18 out of the 22 candidates protested that they would not accept the results tainted by irregularities. However, Mali’s Constitutional Court rejected the legal challenge to the first round of voting in the presidential election and scheduled the second runoff for August 12.

Since the announcement of the second run-off, Soumaïla Cissé has been pulling all the stops and urging the 22 candidates eliminated in the first round to create a “broad democratic front against fraud and for political change”.

However, the two main candidates have refused to rally behind any of the frontrunners.

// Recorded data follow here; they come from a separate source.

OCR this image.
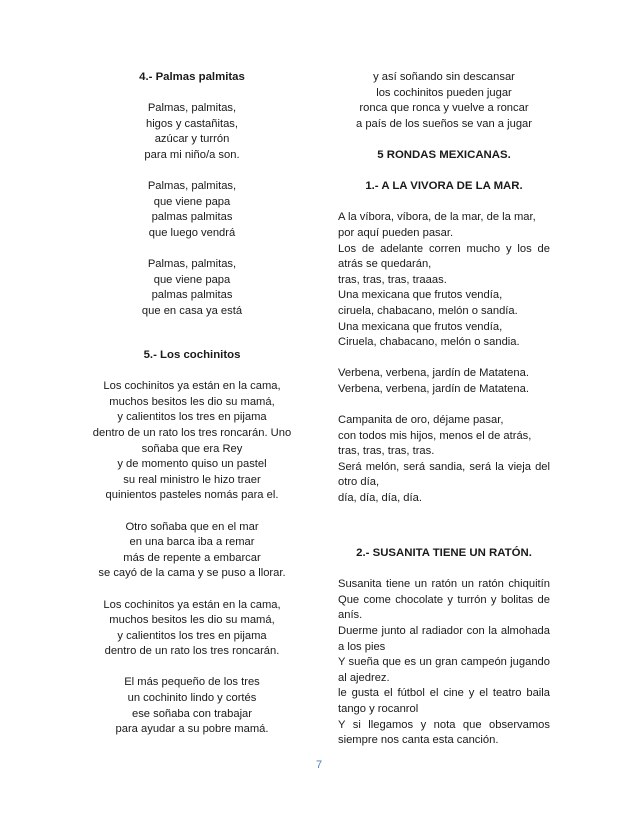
4.- Palmas palmitas
Palmas, palmitas,
higos y castañitas,
azúcar y turrón
para mi niño/a son.
Palmas, palmitas,
que viene papa
palmas palmitas
que luego vendrá
Palmas, palmitas,
que viene papa
palmas palmitas
que en casa ya está
5.- Los cochinitos
Los cochinitos ya están en la cama,
muchos besitos les dio su mamá,
y calientitos los tres en pijama
dentro de un rato los tres roncarán. Uno
soñaba que era Rey
y de momento quiso un pastel
su real ministro le hizo traer
quinientos pasteles nomás para el.
Otro soñaba que en el mar
en una barca iba a remar
más de repente a embarcar
se cayó de la cama y se puso a llorar.
Los cochinitos ya están en la cama,
muchos besitos les dio su mamá,
y calientitos los tres en pijama
dentro de un rato los tres roncarán.
El más pequeño de los tres
un cochinito lindo y cortés
ese soñaba con trabajar
para ayudar a su pobre mamá.
y así soñando sin descansar
los cochinitos pueden jugar
ronca que ronca y vuelve a roncar
a país de los sueños se van a jugar
5 RONDAS MEXICANAS.
1.- A LA VIVORA DE LA MAR.
A la víbora, víbora, de la mar, de la mar,
por aquí pueden pasar.
Los de adelante corren mucho y los de
atrás se quedarán,
tras, tras, tras, traaas.
Una mexicana que frutos vendía,
ciruela, chabacano, melón o sandía.
Una mexicana que frutos vendía,
Ciruela, chabacano, melón o sandia.
Verbena, verbena, jardín de Matatena.
Verbena, verbena, jardín de Matatena.
Campanita de oro, déjame pasar,
con todos mis hijos, menos el de atrás,
tras, tras, tras, tras.
Será melón, será sandia, será la vieja del
otro día,
día, día, día, día.
2.- SUSANITA TIENE UN RATÓN.
Susanita tiene un ratón un ratón chiquitín
Que come chocolate y turrón y bolitas de
anís.
Duerme junto al radiador con la almohada
a los pies
Y sueña que es un gran campeón jugando
al ajedrez.
le gusta el fútbol el cine y el teatro baila
tango y rocanrol
Y si llegamos y nota que observamos
siempre nos canta esta canción.
7
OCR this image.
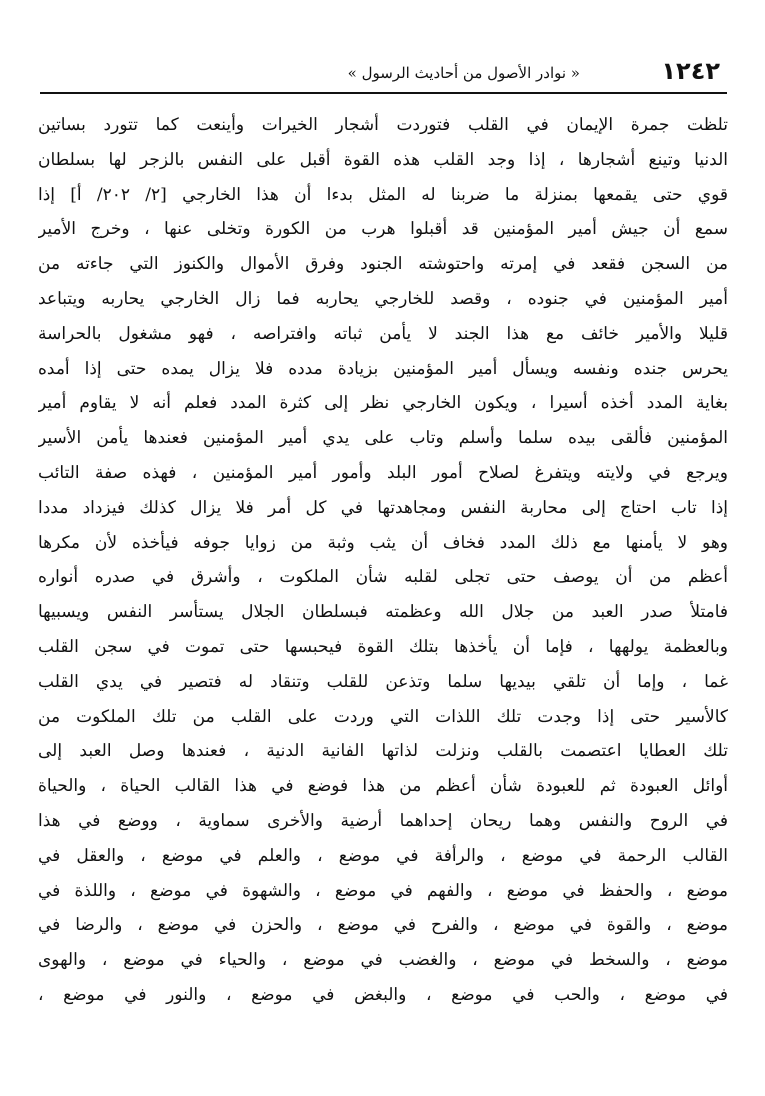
١٢٤٢
« نوادر الأصول من أحاديث الرسول »
تلظت جمرة الإيمان في القلب فتوردت أشجار الخيرات وأينعت كما تتورد بساتين
الدنيا وتينع أشجارها ، إذا وجد القلب هذه القوة أقبل على النفس بالزجر لها بسلطان
قوي حتى يقمعها بمنزلة ما ضربنا له المثل بدءا أن هذا الخارجي [٢/ ٢٠٢/ أ] إذا
سمع أن جيش أمير المؤمنين قد أقبلوا هرب من الكورة وتخلى عنها ، وخرج الأمير
من السجن فقعد في إمرته واحتوشته الجنود وفرق الأموال والكنوز التي جاءته من
أمير المؤمنين في جنوده ، وقصد للخارجي يحاربه فما زال الخارجي يحاربه ويتباعد
قليلا والأمير خائف مع هذا الجند لا يأمن ثباته وافتراصه ، فهو مشغول بالحراسة
يحرس جنده ونفسه ويسأل أمير المؤمنين بزيادة مدده فلا يزال يمده حتى إذا أمده
بغاية المدد أخذه أسيرا ، ويكون الخارجي نظر إلى كثرة المدد فعلم أنه لا يقاوم أمير
المؤمنين فألقى بيده سلما وأسلم وتاب على يدي أمير المؤمنين فعندها يأمن الأسير
ويرجع في ولايته ويتفرغ لصلاح أمور البلد وأمور أمير المؤمنين ، فهذه صفة التائب
إذا تاب احتاج إلى محاربة النفس ومجاهدتها في كل أمر فلا يزال كذلك فيزداد مددا
وهو لا يأمنها مع ذلك المدد فخاف أن يثب وثبة من زوايا جوفه فيأخذه لأن مكرها
أعظم من أن يوصف حتى تجلى لقلبه شأن الملكوت ، وأشرق في صدره أنواره
فامتلأ صدر العبد من جلال الله وعظمته فبسلطان الجلال يستأسر النفس ويسبيها
وبالعظمة يولهها ، فإما أن يأخذها بتلك القوة فيحبسها حتى تموت في سجن القلب
غما ، وإما أن تلقي بيديها سلما وتذعن للقلب وتنقاد له فتصير في يدي القلب
كالأسير حتى إذا وجدت تلك اللذات التي وردت على القلب من تلك الملكوت من
تلك العطايا اعتصمت بالقلب ونزلت لذاتها الفانية الدنية ، فعندها وصل العبد إلى
أوائل العبودة ثم للعبودة شأن أعظم من هذا فوضع في هذا القالب الحياة ، والحياة
في الروح والنفس وهما ريحان إحداهما أرضية والأخرى سماوية ، ووضع في هذا
القالب الرحمة في موضع ، والرأفة في موضع ، والعلم في موضع ، والعقل في
موضع ، والحفظ في موضع ، والفهم في موضع ، والشهوة في موضع ، واللذة في
موضع ، والقوة في موضع ، والفرح في موضع ، والحزن في موضع ، والرضا في
موضع ، والسخط في موضع ، والغضب في موضع ، والحياء في موضع ، والهوى
في موضع ، والحب في موضع ، والبغض في موضع ، والنور في موضع ،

“Neither IBK (Keita) nor Soumi (Cisse) corresponds with our political ideal. I will not support one or the other. Each person who voted for me is free to vote for whom they wish,” Diarra, who won seven percent in the first round, told supporters in the capital, Bamako.

Diallo told his followers that it was “to Malians that I leave the responsibility of expressing themselves as they wish in the second round.”

On Sunday, Malians will decide the fate of the two leaders. Though, according to observers, the voter turnout may decrease in the second runoff due to insecurity and fear of violence from the extremist groups.